In today's world of spectacle, I love the real intimacy of a cup. Especially a one of kind, non manufactured cup. We take for granted how often we're feeling-up cups. We don't notice their weight, balance, design-- they just work. Maybe it's a Supersize Big Gulp or maybe a special mug from a loved one. Cups are one of our everyday so-what-objects, taken for granted, the way we take for granted our interconnectedness with one another. I like these cups because, like us, they are each one of a kind containers. I know that's cheesy, but I'm less naive now. I understand that cheesy is good! I like the cheesiness of these cups. I like that these cups do not have handles and their tangibility lets your hand know that a beverage hot. I like that you can throw one of my cups onto concrete and it will smash into pieces and make a great sound. I appreciate the Greatness in these simple things.

I started ceramics very early in life.
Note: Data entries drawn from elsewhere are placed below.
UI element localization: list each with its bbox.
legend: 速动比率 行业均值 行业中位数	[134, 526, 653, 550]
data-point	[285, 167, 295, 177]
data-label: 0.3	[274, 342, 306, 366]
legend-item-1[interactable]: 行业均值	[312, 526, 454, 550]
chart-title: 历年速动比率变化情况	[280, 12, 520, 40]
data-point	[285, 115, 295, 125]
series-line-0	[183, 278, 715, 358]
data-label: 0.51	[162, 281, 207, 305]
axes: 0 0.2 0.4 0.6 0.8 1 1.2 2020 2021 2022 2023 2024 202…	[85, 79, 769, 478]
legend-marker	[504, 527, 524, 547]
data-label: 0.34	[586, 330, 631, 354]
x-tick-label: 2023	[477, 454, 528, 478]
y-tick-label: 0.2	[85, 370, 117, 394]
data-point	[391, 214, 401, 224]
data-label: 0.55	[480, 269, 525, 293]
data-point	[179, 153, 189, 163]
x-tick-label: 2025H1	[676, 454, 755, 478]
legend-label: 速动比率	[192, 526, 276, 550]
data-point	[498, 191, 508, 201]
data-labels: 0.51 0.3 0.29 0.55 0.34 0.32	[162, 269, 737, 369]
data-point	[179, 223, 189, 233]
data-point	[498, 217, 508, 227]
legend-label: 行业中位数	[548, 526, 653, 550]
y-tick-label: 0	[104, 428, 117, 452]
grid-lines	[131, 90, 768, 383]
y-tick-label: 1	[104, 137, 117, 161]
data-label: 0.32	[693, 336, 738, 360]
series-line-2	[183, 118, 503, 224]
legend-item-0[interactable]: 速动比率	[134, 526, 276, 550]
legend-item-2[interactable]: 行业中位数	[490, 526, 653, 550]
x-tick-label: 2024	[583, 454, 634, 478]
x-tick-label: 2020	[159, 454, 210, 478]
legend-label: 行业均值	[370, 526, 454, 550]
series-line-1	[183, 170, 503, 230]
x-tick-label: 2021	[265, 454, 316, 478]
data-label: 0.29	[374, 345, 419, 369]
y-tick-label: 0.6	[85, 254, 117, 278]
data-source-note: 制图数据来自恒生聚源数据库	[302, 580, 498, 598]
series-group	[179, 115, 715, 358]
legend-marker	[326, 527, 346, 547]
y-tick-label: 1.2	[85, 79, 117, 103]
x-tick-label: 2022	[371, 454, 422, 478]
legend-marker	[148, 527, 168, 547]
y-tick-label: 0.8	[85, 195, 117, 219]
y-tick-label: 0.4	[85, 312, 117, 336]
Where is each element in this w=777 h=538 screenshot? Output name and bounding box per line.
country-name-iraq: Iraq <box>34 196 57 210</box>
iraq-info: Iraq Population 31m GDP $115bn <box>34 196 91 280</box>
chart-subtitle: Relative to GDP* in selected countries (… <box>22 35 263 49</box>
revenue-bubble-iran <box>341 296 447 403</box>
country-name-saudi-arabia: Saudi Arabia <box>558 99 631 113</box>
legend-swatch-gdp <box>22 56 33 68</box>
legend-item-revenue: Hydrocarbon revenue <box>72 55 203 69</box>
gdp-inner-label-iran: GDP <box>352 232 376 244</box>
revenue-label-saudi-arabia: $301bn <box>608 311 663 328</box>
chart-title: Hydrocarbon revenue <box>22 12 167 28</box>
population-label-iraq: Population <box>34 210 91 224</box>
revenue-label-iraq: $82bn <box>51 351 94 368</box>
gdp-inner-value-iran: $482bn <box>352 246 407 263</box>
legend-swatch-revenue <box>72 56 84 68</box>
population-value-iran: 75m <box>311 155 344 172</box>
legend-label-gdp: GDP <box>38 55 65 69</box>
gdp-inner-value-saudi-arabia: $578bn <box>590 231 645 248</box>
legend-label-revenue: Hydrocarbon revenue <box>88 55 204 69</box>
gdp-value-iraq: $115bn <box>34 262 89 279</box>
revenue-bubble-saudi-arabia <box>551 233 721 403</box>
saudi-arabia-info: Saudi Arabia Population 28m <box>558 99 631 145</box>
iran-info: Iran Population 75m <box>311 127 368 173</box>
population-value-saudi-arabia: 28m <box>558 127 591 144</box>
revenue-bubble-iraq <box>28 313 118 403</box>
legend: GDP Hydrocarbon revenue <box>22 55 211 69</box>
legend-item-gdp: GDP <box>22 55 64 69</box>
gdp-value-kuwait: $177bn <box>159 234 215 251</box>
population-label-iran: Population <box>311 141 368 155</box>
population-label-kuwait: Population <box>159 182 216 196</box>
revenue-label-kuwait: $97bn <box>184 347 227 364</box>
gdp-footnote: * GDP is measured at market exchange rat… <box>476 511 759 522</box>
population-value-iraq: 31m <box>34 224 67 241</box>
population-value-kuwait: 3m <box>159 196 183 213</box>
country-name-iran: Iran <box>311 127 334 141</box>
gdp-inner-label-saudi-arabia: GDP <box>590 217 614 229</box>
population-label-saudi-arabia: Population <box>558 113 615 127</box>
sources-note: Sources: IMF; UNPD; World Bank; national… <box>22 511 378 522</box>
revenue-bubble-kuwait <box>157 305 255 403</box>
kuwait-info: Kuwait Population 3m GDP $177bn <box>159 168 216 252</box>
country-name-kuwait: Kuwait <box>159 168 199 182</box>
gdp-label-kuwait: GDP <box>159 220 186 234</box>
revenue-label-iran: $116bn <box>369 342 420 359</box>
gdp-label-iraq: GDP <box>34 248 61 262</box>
My sister and I would take the hard, California clay soil and shape it into mud pies. In art school, I abandoned ceramics and moved toward photography and conceptual art. Ceramics was something I shunned as too prosaic and a cheesy, craft-based art form. I was in college. I was idealistic. I was naive. Somehow my child self, playing in the mud, understood something deeper... some direct connection with the earth. I was so optimistic that I could bake the mud pies in the sun. Now, I'm so happy that I can bake mud pies in a kiln.